While we were in seclusion, there was some wild weather, including storm Ciaran, so when we finally rejoined the world, it was a wetter one. 





And since the rain has continued, Cwtch and I have spent some time exploring The Small Dark Wood of the Mind, which affords some shelter.


The Small Dark Wood of the Mind is a feral, largely untended wood that wasn’t where it is now in the 19th century. Along with the Field of the Hollowing Oak and Rooky Wood to its east, it’s part of the edgelands sandwiched between the golf course, a housing estate, Charlton Road and the Airbus campus. The trees in the above photo grow on top of a bank or dyke alongside the footpath, which clearly isn’t a natural feature of the landscape and also doesn’t feature on the Victorian map. 

There’s another similar bank, also marking the boundary of the campus, where the rookery grows. You can see it in the recent video I took of a muntjac running up and down the wood.

I’ve been trying to work out why and when these earthworks were undertaken. I wonder if, because the factories have been used to build aeroplanes (or parts) and weapons for decades, they were put up during the war to make it harder to infiltrate the hangars and workshops. (Presumably the footpath would have been blocked for the duration.) I like this theory but haven’t been able to verify it online. Maybe I’m using the wrong search terms. And the people I might have asked who worked there - my father, my godfather, poet John Terry - are all dead, although someone on Facebook did suggest they might be bunds, designed as blast protection walls, also during the war.  


Haws barring the way to the Grove of the Silver Chair (and Ruby Crown)


Rubbish adopting an effective camouflage


Cwtch in the clearing where so many trees were felled about a year ago



Even though there’s a fence with razor wire and keep out notices running through the part of wood on the factory side of the footpath, paths running through it are still routinely blocked with branches at the junction with the footpath, presumably to deter German spies still. Doesn’t stop Cwtch and me having a nosey about every now and then, though I’m mostly interested in fungi and feathers, and she squirrels.


Of fungi, there are a few, most of them brown. I'm not skilled at identifying them, but might hazard, clockwise from top left, inkcaps x 2, milkcap maybe, candlesnuff fungus, waxcaps x 4, potato earthballs.

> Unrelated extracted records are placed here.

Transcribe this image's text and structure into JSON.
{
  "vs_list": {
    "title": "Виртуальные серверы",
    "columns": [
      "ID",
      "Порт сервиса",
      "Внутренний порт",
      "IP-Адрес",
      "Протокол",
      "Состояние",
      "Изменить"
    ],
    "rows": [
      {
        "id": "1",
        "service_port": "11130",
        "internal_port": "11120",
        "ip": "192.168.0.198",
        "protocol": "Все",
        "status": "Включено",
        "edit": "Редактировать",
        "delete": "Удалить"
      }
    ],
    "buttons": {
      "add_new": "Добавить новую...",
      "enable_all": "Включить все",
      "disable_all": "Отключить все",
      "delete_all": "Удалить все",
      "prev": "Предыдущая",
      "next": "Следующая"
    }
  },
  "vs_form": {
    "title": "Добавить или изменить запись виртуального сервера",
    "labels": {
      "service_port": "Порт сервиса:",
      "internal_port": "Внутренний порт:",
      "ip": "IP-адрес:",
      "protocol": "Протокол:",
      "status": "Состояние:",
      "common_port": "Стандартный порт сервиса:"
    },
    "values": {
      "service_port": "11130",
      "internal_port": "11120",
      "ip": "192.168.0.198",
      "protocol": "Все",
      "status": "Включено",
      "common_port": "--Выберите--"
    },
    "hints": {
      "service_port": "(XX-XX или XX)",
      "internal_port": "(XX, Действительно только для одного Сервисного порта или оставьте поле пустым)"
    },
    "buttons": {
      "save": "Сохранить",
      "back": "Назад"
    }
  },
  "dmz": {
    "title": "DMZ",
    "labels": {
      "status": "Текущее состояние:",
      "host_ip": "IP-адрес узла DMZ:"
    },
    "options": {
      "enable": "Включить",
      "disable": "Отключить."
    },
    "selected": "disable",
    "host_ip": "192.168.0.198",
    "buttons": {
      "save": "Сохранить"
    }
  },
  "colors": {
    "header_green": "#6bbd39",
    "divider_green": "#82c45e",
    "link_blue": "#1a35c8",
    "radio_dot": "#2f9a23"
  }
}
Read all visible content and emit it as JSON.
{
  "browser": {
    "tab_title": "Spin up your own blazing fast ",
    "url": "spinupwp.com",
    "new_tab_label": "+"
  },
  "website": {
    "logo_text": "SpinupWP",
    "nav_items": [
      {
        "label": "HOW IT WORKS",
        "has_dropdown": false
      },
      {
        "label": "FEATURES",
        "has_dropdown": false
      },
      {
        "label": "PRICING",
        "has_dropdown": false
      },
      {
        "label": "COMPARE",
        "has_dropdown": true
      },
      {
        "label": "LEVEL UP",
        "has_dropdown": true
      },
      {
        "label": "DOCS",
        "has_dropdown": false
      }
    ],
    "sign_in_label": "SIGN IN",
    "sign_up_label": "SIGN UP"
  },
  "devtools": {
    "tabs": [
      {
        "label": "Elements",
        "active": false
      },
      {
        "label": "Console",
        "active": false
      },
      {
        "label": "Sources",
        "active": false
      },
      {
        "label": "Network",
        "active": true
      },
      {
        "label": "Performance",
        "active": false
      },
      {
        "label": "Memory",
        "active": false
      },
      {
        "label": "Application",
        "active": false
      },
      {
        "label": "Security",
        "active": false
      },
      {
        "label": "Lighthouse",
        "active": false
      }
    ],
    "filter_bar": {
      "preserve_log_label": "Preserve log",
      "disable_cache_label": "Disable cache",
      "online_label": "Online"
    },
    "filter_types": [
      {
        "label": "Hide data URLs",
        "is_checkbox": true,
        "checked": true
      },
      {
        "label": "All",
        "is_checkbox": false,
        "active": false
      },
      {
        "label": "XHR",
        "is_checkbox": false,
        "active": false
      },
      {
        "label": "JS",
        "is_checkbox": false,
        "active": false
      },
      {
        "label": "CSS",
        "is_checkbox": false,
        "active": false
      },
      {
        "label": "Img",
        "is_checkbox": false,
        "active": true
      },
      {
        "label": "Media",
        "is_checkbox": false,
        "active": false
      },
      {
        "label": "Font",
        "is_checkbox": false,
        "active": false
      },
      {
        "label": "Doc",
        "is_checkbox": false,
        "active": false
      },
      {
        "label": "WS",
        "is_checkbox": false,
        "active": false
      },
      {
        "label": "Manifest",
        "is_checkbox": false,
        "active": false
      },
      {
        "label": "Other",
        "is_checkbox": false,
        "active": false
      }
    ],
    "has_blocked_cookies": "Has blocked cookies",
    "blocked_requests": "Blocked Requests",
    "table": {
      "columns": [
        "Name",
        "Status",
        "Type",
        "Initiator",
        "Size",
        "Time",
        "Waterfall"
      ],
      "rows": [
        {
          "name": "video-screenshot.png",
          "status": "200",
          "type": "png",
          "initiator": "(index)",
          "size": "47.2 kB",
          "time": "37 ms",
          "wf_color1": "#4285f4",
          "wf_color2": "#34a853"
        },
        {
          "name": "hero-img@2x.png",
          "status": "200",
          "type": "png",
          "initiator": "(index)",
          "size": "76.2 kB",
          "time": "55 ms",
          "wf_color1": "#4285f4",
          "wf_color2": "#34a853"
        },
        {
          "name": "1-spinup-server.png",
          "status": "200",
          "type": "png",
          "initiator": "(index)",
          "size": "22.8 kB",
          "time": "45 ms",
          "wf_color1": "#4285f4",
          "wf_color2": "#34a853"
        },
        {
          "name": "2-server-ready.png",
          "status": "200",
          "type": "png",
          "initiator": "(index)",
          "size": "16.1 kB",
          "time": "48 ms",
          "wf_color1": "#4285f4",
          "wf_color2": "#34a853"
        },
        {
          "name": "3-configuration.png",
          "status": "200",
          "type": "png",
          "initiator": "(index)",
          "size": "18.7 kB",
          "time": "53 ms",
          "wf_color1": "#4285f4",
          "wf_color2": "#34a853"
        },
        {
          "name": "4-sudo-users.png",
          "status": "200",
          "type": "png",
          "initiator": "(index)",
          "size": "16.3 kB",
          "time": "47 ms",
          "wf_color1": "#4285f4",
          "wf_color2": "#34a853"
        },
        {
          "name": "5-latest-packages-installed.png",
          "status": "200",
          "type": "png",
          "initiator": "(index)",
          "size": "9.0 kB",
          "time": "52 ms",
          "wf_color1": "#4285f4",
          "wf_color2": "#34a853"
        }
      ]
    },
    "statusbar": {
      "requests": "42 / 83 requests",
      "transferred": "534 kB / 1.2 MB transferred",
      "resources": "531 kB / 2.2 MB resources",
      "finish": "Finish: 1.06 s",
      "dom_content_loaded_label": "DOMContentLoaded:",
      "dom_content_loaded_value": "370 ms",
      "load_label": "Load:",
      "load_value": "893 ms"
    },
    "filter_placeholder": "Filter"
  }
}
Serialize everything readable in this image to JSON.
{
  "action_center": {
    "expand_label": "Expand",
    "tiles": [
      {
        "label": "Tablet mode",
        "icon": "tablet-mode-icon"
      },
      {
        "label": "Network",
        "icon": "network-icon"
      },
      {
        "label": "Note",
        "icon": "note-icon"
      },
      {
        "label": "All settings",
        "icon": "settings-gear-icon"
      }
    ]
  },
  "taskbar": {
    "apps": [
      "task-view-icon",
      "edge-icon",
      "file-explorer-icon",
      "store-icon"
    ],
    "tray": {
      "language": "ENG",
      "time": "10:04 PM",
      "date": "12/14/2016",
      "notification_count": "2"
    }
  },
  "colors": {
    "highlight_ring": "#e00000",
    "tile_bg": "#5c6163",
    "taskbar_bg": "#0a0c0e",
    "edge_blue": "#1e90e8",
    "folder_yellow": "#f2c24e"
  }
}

As for feathers, the falling season is over, apart from woodpigeon feathers. There are always woodpigeon feathers, and no sooner have disparaged them, than the God of Fallen Feathers says hey, these are beautiful too. 


As for flora and fauna, I again glimpsed the hindquarters of a muntjac scuttling into Rooky Wood (they definitely seem to have taken up residence there), while flowers have been restricted to the occasional hogweed (this one with a soldier fly) and common vetch valiantly having another go at blooming.  



Far more spectacular are the colours of autumn, which did indeed advance while my back was turned.


field maples


The ash trees in the Small Dark Wood of the Mind are starting to carpet the path with yellow leaves ... 


... while the oaks are stunning.





Looking towards the new Severn bridge


Oak and ivy on Golf Course Lane

Of course, my most fervent admiration is for my beacon tree, the hollowing oak.










One other big change during my absence ... the golf club has removed a wooden fence and an entire hedgerow at the top of the lane. It now looks like Colditz, instead of a lane with the occasional vestige of its rural past. 



As we were leaving, we watched a jay pick up an acorn, perch on the fence and drop it a little further away from the tree. Nature will prevail, in the end.